Page 2559 - Week 07 - Wednesday, 2 July 2008
I am also well aware, given the comments made by both the Chief Minister and the Attorney-General, that these changes were made most reluctantly and that the ACT government’s view that the opportunity to create the formal partnership through a public ceremony is a right that should be recognised in law. Clearly, that is not the view of the federal government, and I was very disappointed, as the ACT government was, when the federal government used the threat of its unreasonable powers to override ACT legislation.
I was particularly disappointed because I think we had every reason to believe before the election that a Rudd government would support this particular piece of legislation if it was passed again in the ACT. It would seem that it is simply the result of what we would characterise a pact with the devil—the apparent preparedness of the so-called Christian right to keep their heads down when commonwealth law was amended to remove discrimination against same-sex couples as long as the Rudd government, in return, rejected the ACT’s proposed civil union scheme.
Of course the Prime Minister, Kevin Rudd, had also promised on an earlier occasion not to use those powers to overrule ACT legislation. Labor even supported the ACT government’s attempts to put in place an even more progressive civil unions regime when it was overruled by the Howard government two years ago. In an article in the Labor Herald, in June 2006, with the heading “Howard out of step on civil unions”, Nicola Roxon, then shadow Attorney-General, in announcing that Labor would oppose the Howard government’s move on the act, wrote:
The ACT’s Civil Unions Act does not create same-sex marriages, and pretending otherwise is just muddying the waters.
Labor has long argued for the removal of all these forms of discrimination, so that same-sex de facto couples and heterosexual de facto couples are treated the same when it comes to laws and benefits.

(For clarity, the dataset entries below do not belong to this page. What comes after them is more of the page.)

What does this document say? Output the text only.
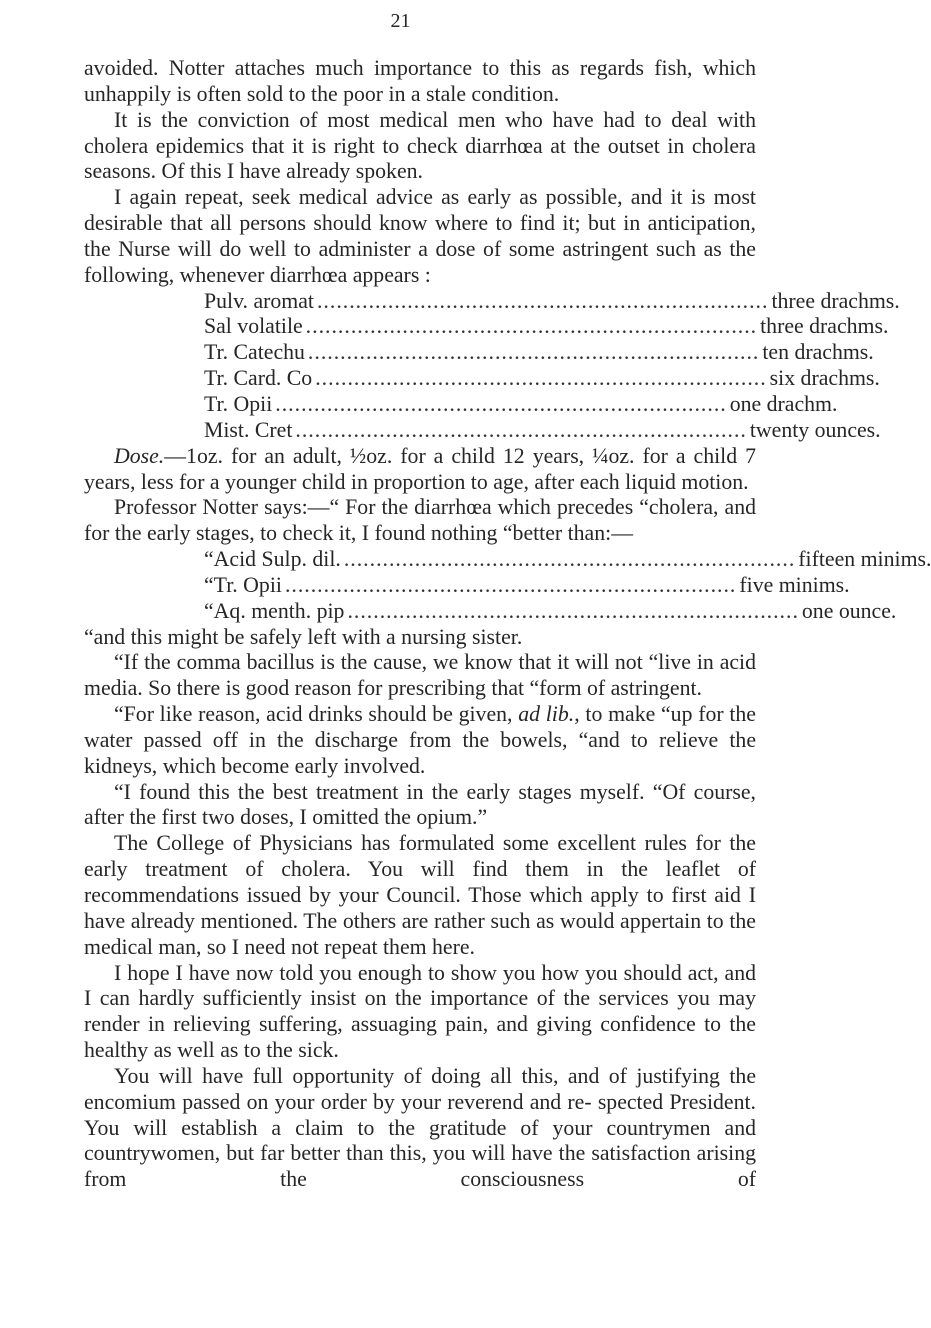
21

avoided. Notter attaches much importance to this as regards fish, which unhappily is often sold to the poor in a stale condition.

It is the conviction of most medical men who have had to deal with cholera epidemics that it is right to check diarrhœa at the outset in cholera seasons. Of this I have already spoken.

I again repeat, seek medical advice as early as possible, and it is most desirable that all persons should know where to find it; but in anticipation, the Nurse will do well to administer a dose of some astringent such as the following, whenever diarrhœa appears :

Pulv. aromat ...................................................................... three drachms.
Sal volatile ...................................................................... three drachms.
Tr. Catechu ...................................................................... ten drachms.
Tr. Card. Co ...................................................................... six drachms.
Tr. Opii ...................................................................... one drachm.
Mist. Cret ...................................................................... twenty ounces.

Dose.—1oz. for an adult, ½oz. for a child 12 years, ¼oz. for a child 7 years, less for a younger child in proportion to age, after each liquid motion.

Professor Notter says:—“ For the diarrhœa which precedes “cholera, and for the early stages, to check it, I found nothing “better than:—

“Acid Sulp. dil. ...................................................................... fifteen minims.
“Tr. Opii ...................................................................... five minims.
“Aq. menth. pip ...................................................................... one ounce.

“and this might be safely left with a nursing sister.

“If the comma bacillus is the cause, we know that it will not “live in acid media. So there is good reason for prescribing that “form of astringent.

“For like reason, acid drinks should be given, ad lib., to make “up for the water passed off in the discharge from the bowels, “and to relieve the kidneys, which become early involved.

“I found this the best treatment in the early stages myself. “Of course, after the first two doses, I omitted the opium.”

The College of Physicians has formulated some excellent rules for the early treatment of cholera. You will find them in the leaflet of recommendations issued by your Council. Those which apply to first aid I have already mentioned. The others are rather such as would appertain to the medical man, so I need not repeat them here.

I hope I have now told you enough to show you how you should act, and I can hardly sufficiently insist on the importance of the services you may render in relieving suffering, assuaging pain, and giving confidence to the healthy as well as to the sick.

You will have full opportunity of doing all this, and of justifying the encomium passed on your order by your reverend and re- spected President. You will establish a claim to the gratitude of your countrymen and countrywomen, but far better than this, you will have the satisfaction arising from the consciousness of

How things can turn around on political convenience! To see the ACT government last May being played for a patsy, with all of its heartfelt commitment to equal rights counting for nothing, was a very sad moment indeed. Nonetheless, the Civil Partnership Act, as passed, was a very important piece of work and I have no intention to put that work at risk with this bill.
The commonwealth parliament and the federal government that controls it have a range of powers over the ACT Assembly. So while the power of the executive to direct the Governor-General to overrule an ACT law expires six months after the law is made, under section 122 of the commonwealth constitution, the commonwealth still has the power to make laws for the government of any territory, and if it so chose it could override or amend any ACT legislation. Nonetheless, the Civil Partnerships Act 2008 will be safe from cursory disallowance after 15 November, which is six months after the act was made.
The initial advice that I have is that the federal government would disallow these new amendments, if they felt so inclined, rather than the Civil Partnerships Act as a whole.